Final answer:
The frequency of the wave can be found by dividing the angular frequency by 2π, the wavelength by dividing 2π by the wavenumber, and the speed by multiplying the frequency and wavelength.
Step-by-step explanation:
The displacement of a wave is given by the function D(y,t) = (5.90 cm) sin(6.30y + 62.0t), where y is in meters and t is in seconds. To find the frequency, wavelength, and speed of the wave, we can analyze this wave equation.
a) Frequency of the wave
The angular frequency \( \omega \) is the coefficient of t in the wave equation, which is 62.0 s−1. The actual frequency f can be found using the relation f = \( \omega / 2\pi \).
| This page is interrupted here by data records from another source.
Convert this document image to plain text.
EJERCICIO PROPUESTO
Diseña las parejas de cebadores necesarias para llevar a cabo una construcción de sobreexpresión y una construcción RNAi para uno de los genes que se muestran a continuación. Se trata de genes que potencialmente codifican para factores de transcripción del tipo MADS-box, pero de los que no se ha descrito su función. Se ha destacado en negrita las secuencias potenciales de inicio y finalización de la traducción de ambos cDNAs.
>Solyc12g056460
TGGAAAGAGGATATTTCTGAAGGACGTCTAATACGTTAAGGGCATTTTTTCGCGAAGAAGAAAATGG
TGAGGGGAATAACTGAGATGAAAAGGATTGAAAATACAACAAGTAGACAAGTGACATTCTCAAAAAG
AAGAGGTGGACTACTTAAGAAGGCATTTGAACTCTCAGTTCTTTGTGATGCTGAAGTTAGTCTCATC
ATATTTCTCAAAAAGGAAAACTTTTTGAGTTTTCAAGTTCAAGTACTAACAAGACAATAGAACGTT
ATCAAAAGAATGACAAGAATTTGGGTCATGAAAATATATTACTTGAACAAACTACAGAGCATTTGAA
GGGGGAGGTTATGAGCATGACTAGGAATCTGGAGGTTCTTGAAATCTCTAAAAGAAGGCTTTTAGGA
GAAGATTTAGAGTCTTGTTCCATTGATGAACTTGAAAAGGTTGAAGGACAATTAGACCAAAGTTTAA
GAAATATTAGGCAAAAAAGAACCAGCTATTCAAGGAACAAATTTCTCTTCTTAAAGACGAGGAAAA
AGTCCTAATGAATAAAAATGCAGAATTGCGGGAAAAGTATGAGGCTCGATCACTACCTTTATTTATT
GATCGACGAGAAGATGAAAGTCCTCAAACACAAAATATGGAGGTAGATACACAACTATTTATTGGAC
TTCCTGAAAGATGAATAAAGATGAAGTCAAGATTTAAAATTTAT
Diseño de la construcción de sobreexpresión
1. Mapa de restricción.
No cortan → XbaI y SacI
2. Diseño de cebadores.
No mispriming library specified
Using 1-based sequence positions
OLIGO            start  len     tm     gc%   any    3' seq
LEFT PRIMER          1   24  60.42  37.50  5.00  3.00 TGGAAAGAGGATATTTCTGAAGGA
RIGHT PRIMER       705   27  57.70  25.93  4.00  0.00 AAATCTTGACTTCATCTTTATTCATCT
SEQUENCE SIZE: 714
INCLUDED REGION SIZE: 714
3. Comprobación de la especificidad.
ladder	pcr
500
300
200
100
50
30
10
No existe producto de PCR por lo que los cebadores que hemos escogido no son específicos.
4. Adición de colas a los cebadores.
Therefore, the frequency of the wave is f = 62.0 / (2\pi) Hz.
b) Wavelength of the wave
The wavenumber k is the coefficient of y in the wave equation, which is 6.30 m−1. The wavelength \( \lambda \) can be calculated using the relation \( \lambda = 2\pi / k \). Thus, the wavelength is \( \lambda = 2\pi / 6.30 m.
c) Speed of the wave
The speed v of the wave can be found using the relation v = f \( \lambda \). After finding the frequency and wavelength, we can calculate the speed of the wave.